En tant que moraliste, c’est-à-dire écrivain qui peint les mœurs, La Bruyère cherche à se faire miroir des attitudes qu’il rencontre. Mais, on devine aussi une dimension plus critique dans son œuvre. Par ellipse, l’opinion de l’auteur ainsi que l’idéal de l’honnête homme qu’il défend transparaissent.
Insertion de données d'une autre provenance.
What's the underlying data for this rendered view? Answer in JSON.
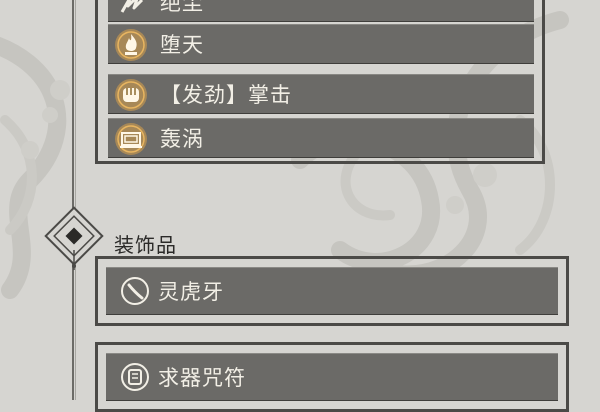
{
  "skills": [
    {
      "label": "绝尘",
      "icon": "dash-slash-icon",
      "highlighted": false
    },
    {
      "label": "堕天",
      "icon": "flame-icon",
      "highlighted": true
    },
    {
      "label": "【发劲】掌击",
      "icon": "fist-icon",
      "highlighted": true
    },
    {
      "label": "轰涡",
      "icon": "vortex-icon",
      "highlighted": true
    }
  ],
  "accessories": {
    "section_title": "装饰品",
    "section_icon": "diamond-emblem-icon",
    "items": [
      {
        "label": "灵虎牙",
        "icon": "fang-icon"
      },
      {
        "label": "求器咒符",
        "icon": "talisman-icon"
      }
    ]
  },
  "colors": {
    "background": "#d6d5d1",
    "row_fill": "#6b6a67",
    "frame": "#4b4a47",
    "text_light": "#f2efe6",
    "accent_gold": "#d9a14a"
  }
}
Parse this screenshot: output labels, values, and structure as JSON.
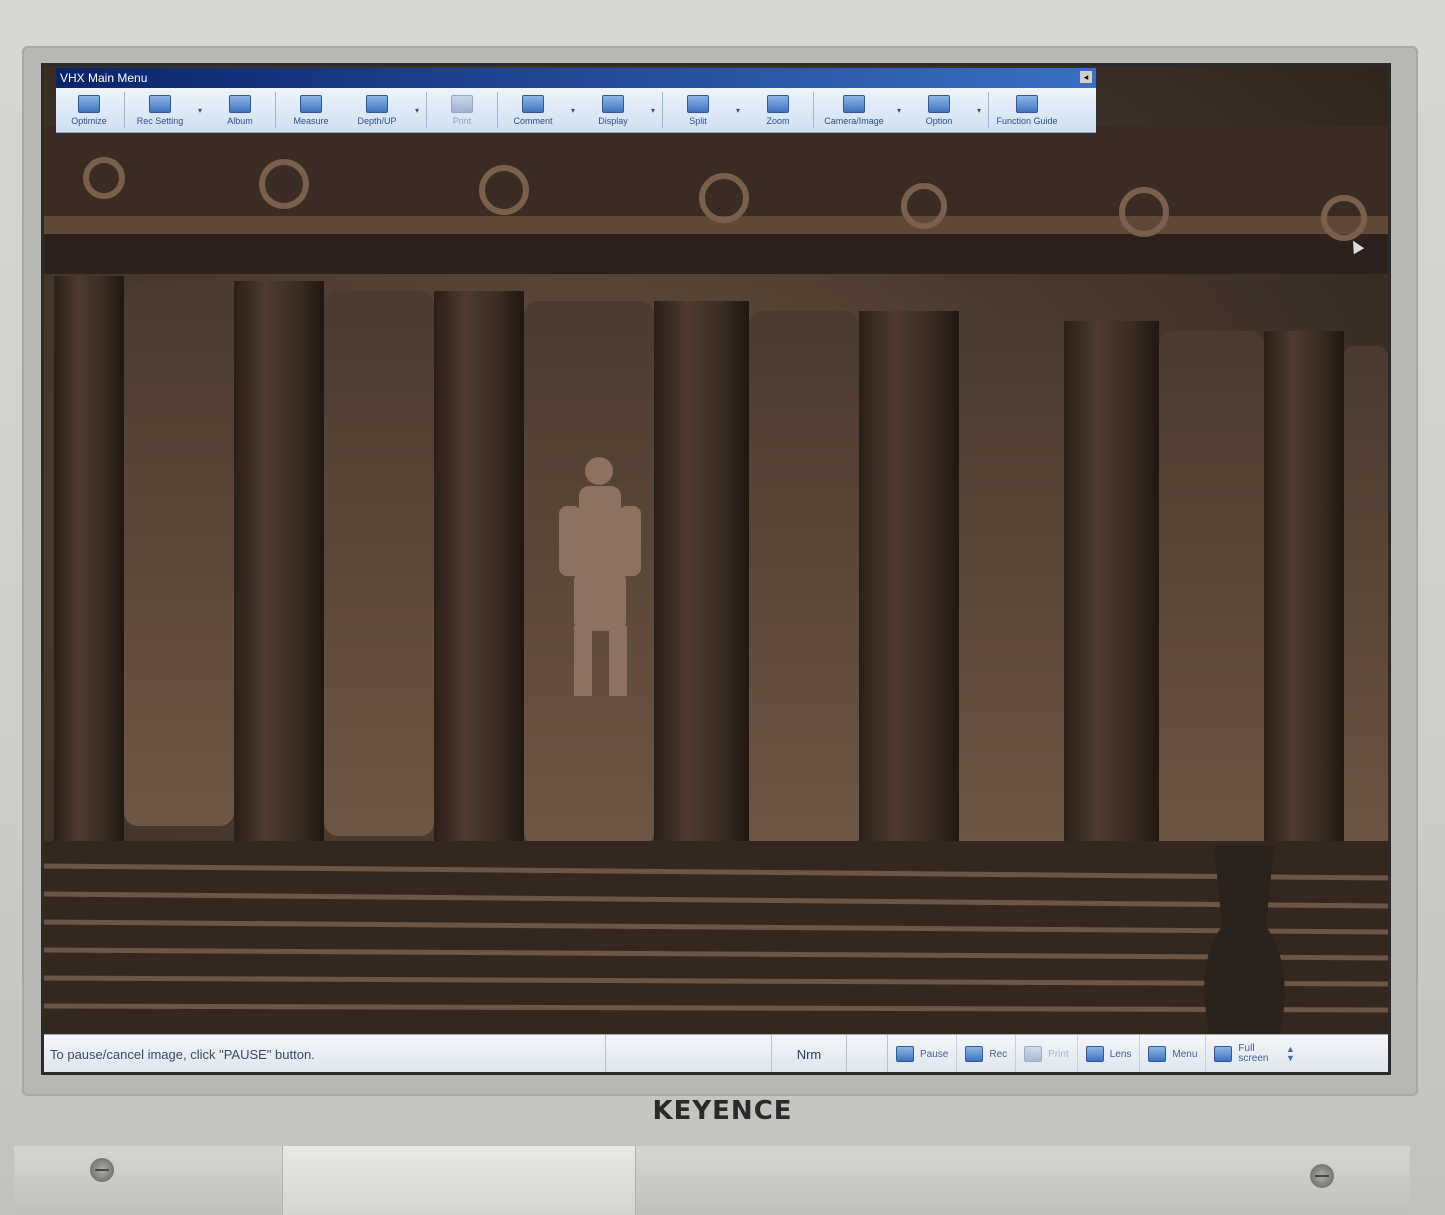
{
  "window": {
    "title": "VHX Main Menu",
    "close_glyph": "◂"
  },
  "toolbar": {
    "items": [
      {
        "label": "Optimize",
        "icon": "optimize-icon"
      },
      {
        "label": "Rec Setting",
        "icon": "rec-setting-icon",
        "dropdown": true
      },
      {
        "label": "Album",
        "icon": "folder-icon"
      },
      {
        "label": "Measure",
        "icon": "measure-icon"
      },
      {
        "label": "Depth/UP",
        "icon": "depth-up-icon",
        "dropdown": true
      },
      {
        "label": "Print",
        "icon": "printer-icon",
        "disabled": true
      },
      {
        "label": "Comment",
        "icon": "comment-icon",
        "dropdown": true
      },
      {
        "label": "Display",
        "icon": "display-icon",
        "dropdown": true
      },
      {
        "label": "Split",
        "icon": "split-icon",
        "dropdown": true
      },
      {
        "label": "Zoom",
        "icon": "zoom-icon"
      },
      {
        "label": "Camera/Image",
        "icon": "camera-image-icon",
        "dropdown": true
      },
      {
        "label": "Option",
        "icon": "option-icon",
        "dropdown": true
      },
      {
        "label": "Function Guide",
        "icon": "help-icon"
      }
    ],
    "dropdown_glyph": "▾"
  },
  "status": {
    "message": "To pause/cancel image, click \"PAUSE\" button.",
    "mode": "Nrm",
    "buttons": [
      {
        "label": "Pause",
        "icon": "pause-icon"
      },
      {
        "label": "Rec",
        "icon": "record-icon"
      },
      {
        "label": "Print",
        "icon": "printer-icon",
        "disabled": true
      },
      {
        "label": "Lens",
        "icon": "lens-icon"
      },
      {
        "label": "Menu",
        "icon": "home-icon"
      },
      {
        "label": "Full screen",
        "icon": "full-screen-icon"
      }
    ],
    "scroll_up": "▲",
    "scroll_down": "▼"
  },
  "monitor": {
    "brand": "KEYENCE"
  },
  "colors": {
    "titlebar": "#0a246a",
    "toolbar_text": "#2f4f86",
    "image_tone": "#4a3a2e"
  }
}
En France, le XVIIème siècle est marqué par le long règne du roi Louis XIV, qui dure 72 ans et voit l’apparition de ce que le sociologue Norbert Elias a appelé la “société de cour”. La cour entourant le roi forme une véritable société au sein de laquelle les rivalités sont exacerbées, chacun souhaitant jouir des faveurs du souverain. Le paraître occupe alors une place essentielle : il est important de se faire bien voir, quitte à être hypocrite. Jean de La Bruyère est témoin des comportements adoptés par les courtisans du roi.
Dans Les Caractères, il les met en lumière. Au Livre VIII (De la cour), il écrit : “L’on dit à la cour du bien de quelqu’un pour deux raisons : la première, afin qu’il apprenne que nous disons du bien de lui ; la seconde, afin qu’il en dise de nous”, et souligne ainsi qu’à la cour, les relations sont majoritairement superficielles et font primer l’intérêt personnel sur le reste. Si la majorité de ces remarques sont descriptives, on note aussi des commentaires plus normatifs comme celui qui clôt le livre VIII : “Un esprit sain puise à la cour le goût de la solitude et de la retraite” ; voire dénonciateurs tels que la 58e réflexion du livre VI (Des biens de fortune) : “Il y a des âmes sales, pétries de boue et d’ordure, éprises du gain et de l’intérêt […]. De telles gens ne sont ni parents, ni amis, ni citoyens, ni chrétiens, ni peut-être des hommes : ils ont de l’argent”.
Face aux faux semblants de la société du XVIIème, La Bruyère prône en filigrane la figure de l’honnête homme qui cultive son esprit, est exempt de pédantisme et est méritant. L’homme d’esprit sait s’éloigner de la cour et n’essaie pas de paraître pour ce qu’il n’est pas. Si La Bruyère décrit et critique la société de cour, il aborde aussi d’autres sujets dans Les Caractères, tels que la figure particulière du monarque, la ville, ou encore le tiers-état. L’ensemble de son œuvre lui permettra de rejoindre l’Académie française en 1693.